The boy has cerebral palsy and suffers from other medical issues that his family says were caused after his mother went into labor prematurely in 2003. The woman had gone to the hospital three times in mid-March and early April of that year. The family’s medical malpractice lawsuit says that she had gone into labor on each of those occasions and doctors used medications to stop each of the episodes of premature labor.

The woman had given birth 11 years earlier, which was performed through an emergency caesarean section. In 2003, after her third time rushing to the hospital, she says that she should not have been discharged. Roughly six days after that third stay at the hospital the woman’s water broke and she returned to the medical facility a fourth time. She asked that her son be born through caesarean section soon after being admitted to the hospital in the early afternoon. Her request was denied.

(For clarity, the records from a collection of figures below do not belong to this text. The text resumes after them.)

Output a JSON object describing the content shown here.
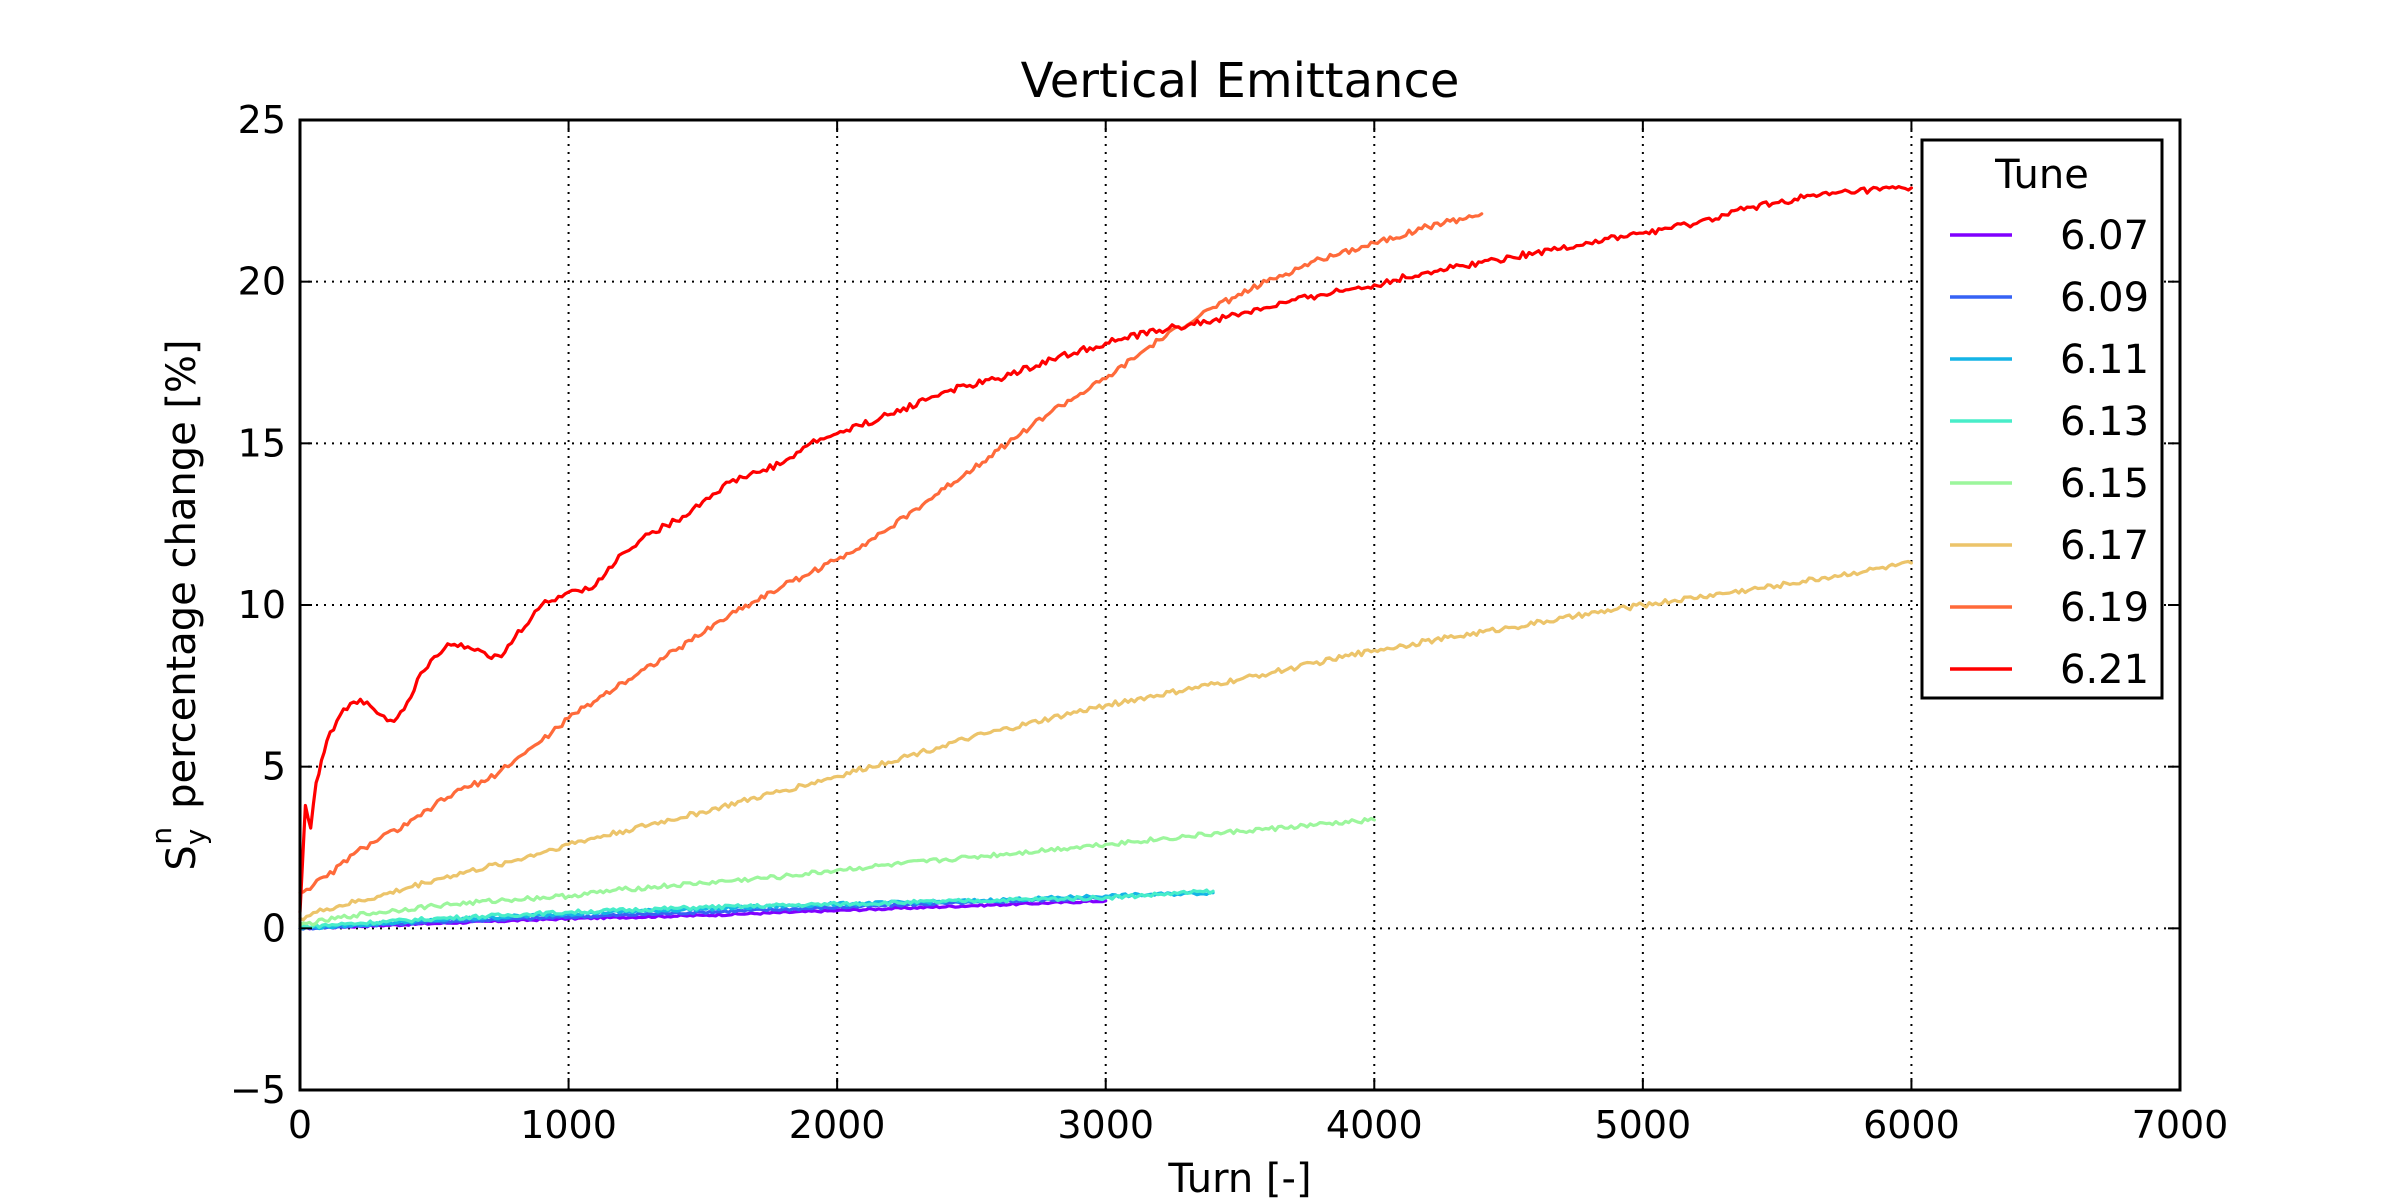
{
  "chart_data": {
    "type": "line",
    "title": "Vertical Emittance",
    "xlabel": "Turn [-]",
    "ylabel": {
      "symbol": "S",
      "subscript": "y",
      "superscript": "n",
      "text": "percentage change [%]"
    },
    "xlim": [
      0,
      7000
    ],
    "ylim": [
      -5,
      25
    ],
    "xticks": [
      0,
      1000,
      2000,
      3000,
      4000,
      5000,
      6000,
      7000
    ],
    "yticks": [
      -5,
      0,
      5,
      10,
      15,
      20,
      25
    ],
    "xtick_labels": [
      "0",
      "1000",
      "2000",
      "3000",
      "4000",
      "5000",
      "6000",
      "7000"
    ],
    "ytick_labels": [
      "−5",
      "0",
      "5",
      "10",
      "15",
      "20",
      "25"
    ],
    "grid": true,
    "legend": {
      "title": "Tune",
      "position": "top-right"
    },
    "series": [
      {
        "name": "6.07",
        "color": "#8000ff",
        "x": [
          0,
          500,
          1000,
          1500,
          2000,
          2500,
          3000
        ],
        "y": [
          0,
          0.15,
          0.3,
          0.4,
          0.55,
          0.7,
          0.85
        ]
      },
      {
        "name": "6.09",
        "color": "#3662f5",
        "x": [
          0,
          500,
          1000,
          1500,
          2000,
          2500,
          3000
        ],
        "y": [
          0,
          0.2,
          0.35,
          0.5,
          0.65,
          0.8,
          0.95
        ]
      },
      {
        "name": "6.11",
        "color": "#14b4e6",
        "x": [
          0,
          500,
          1000,
          1500,
          2000,
          2500,
          3000,
          3400
        ],
        "y": [
          0,
          0.25,
          0.45,
          0.6,
          0.75,
          0.85,
          1.0,
          1.1
        ]
      },
      {
        "name": "6.13",
        "color": "#48edc9",
        "x": [
          0,
          500,
          1000,
          1500,
          2000,
          2500,
          3000,
          3400
        ],
        "y": [
          0.05,
          0.3,
          0.5,
          0.65,
          0.75,
          0.85,
          0.95,
          1.15
        ]
      },
      {
        "name": "6.15",
        "color": "#9cf69c",
        "x": [
          0,
          200,
          500,
          800,
          1000,
          1200,
          1500,
          1800,
          2000,
          2500,
          3000,
          3500,
          4000
        ],
        "y": [
          0.1,
          0.4,
          0.7,
          0.9,
          1.0,
          1.2,
          1.4,
          1.6,
          1.8,
          2.2,
          2.6,
          3.0,
          3.35
        ]
      },
      {
        "name": "6.17",
        "color": "#ecc46a",
        "x": [
          0,
          100,
          300,
          500,
          800,
          1000,
          1500,
          2000,
          2500,
          3000,
          3500,
          4000,
          4500,
          5000,
          5500,
          6000
        ],
        "y": [
          0.3,
          0.6,
          1.0,
          1.5,
          2.1,
          2.6,
          3.6,
          4.7,
          5.9,
          6.9,
          7.7,
          8.6,
          9.3,
          10.0,
          10.6,
          11.3
        ]
      },
      {
        "name": "6.19",
        "color": "#ff6a3a",
        "x": [
          0,
          100,
          200,
          300,
          400,
          500,
          600,
          700,
          800,
          900,
          1000,
          1200,
          1400,
          1600,
          1800,
          2000,
          2200,
          2400,
          2600,
          2800,
          3000,
          3200,
          3400,
          3600,
          3800,
          4000,
          4200,
          4400
        ],
        "y": [
          1.1,
          1.6,
          2.3,
          2.8,
          3.2,
          3.8,
          4.3,
          4.6,
          5.2,
          5.8,
          6.5,
          7.6,
          8.6,
          9.7,
          10.6,
          11.4,
          12.4,
          13.6,
          14.8,
          16.0,
          17.0,
          18.2,
          19.2,
          20.0,
          20.7,
          21.2,
          21.7,
          22.1
        ]
      },
      {
        "name": "6.21",
        "color": "#ff0000",
        "x": [
          0,
          20,
          40,
          60,
          80,
          100,
          150,
          200,
          250,
          300,
          350,
          400,
          450,
          500,
          550,
          600,
          650,
          700,
          750,
          800,
          900,
          1000,
          1100,
          1200,
          1300,
          1400,
          1500,
          1600,
          1700,
          1800,
          1900,
          2000,
          2200,
          2400,
          2600,
          2800,
          3000,
          3200,
          3400,
          3600,
          3800,
          4000,
          4200,
          4400,
          4600,
          4800,
          5000,
          5200,
          5400,
          5600,
          5800,
          6000
        ],
        "y": [
          0.5,
          3.8,
          3.1,
          4.5,
          5.2,
          5.8,
          6.6,
          7.0,
          7.0,
          6.6,
          6.4,
          7.0,
          7.9,
          8.4,
          8.8,
          8.8,
          8.6,
          8.4,
          8.4,
          9.0,
          10.0,
          10.4,
          10.6,
          11.6,
          12.2,
          12.6,
          13.2,
          13.8,
          14.1,
          14.4,
          15.0,
          15.3,
          15.9,
          16.6,
          17.0,
          17.6,
          18.1,
          18.5,
          18.8,
          19.2,
          19.6,
          19.9,
          20.3,
          20.6,
          20.9,
          21.2,
          21.5,
          21.8,
          22.3,
          22.6,
          22.8,
          22.9
        ]
      }
    ]
  }
}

Later on that same day, at around 5:30 p.m., an attending obstetrician arrived to consult with the mother-to-be. The woman again asked to give birth surgically, and again was denied. The fetus began showing signs of distress, according to the lawsuit. The baby was delivered through emergency caesarean section at around 9:00 in the evening. Medical evidence showed that the baby suffered a brain hemorrhage after 5:30, the time the mother was denied the choice to give birth for the second time.

Medical negligence lawsuits can involve heartbreaking evidence. Families can be overwhelmed when a medical mistake causes harm to a child. However, parents of a baby who has suffered harm due to medical negligence should not have to bear the costs of the harm for the child’s lifetime.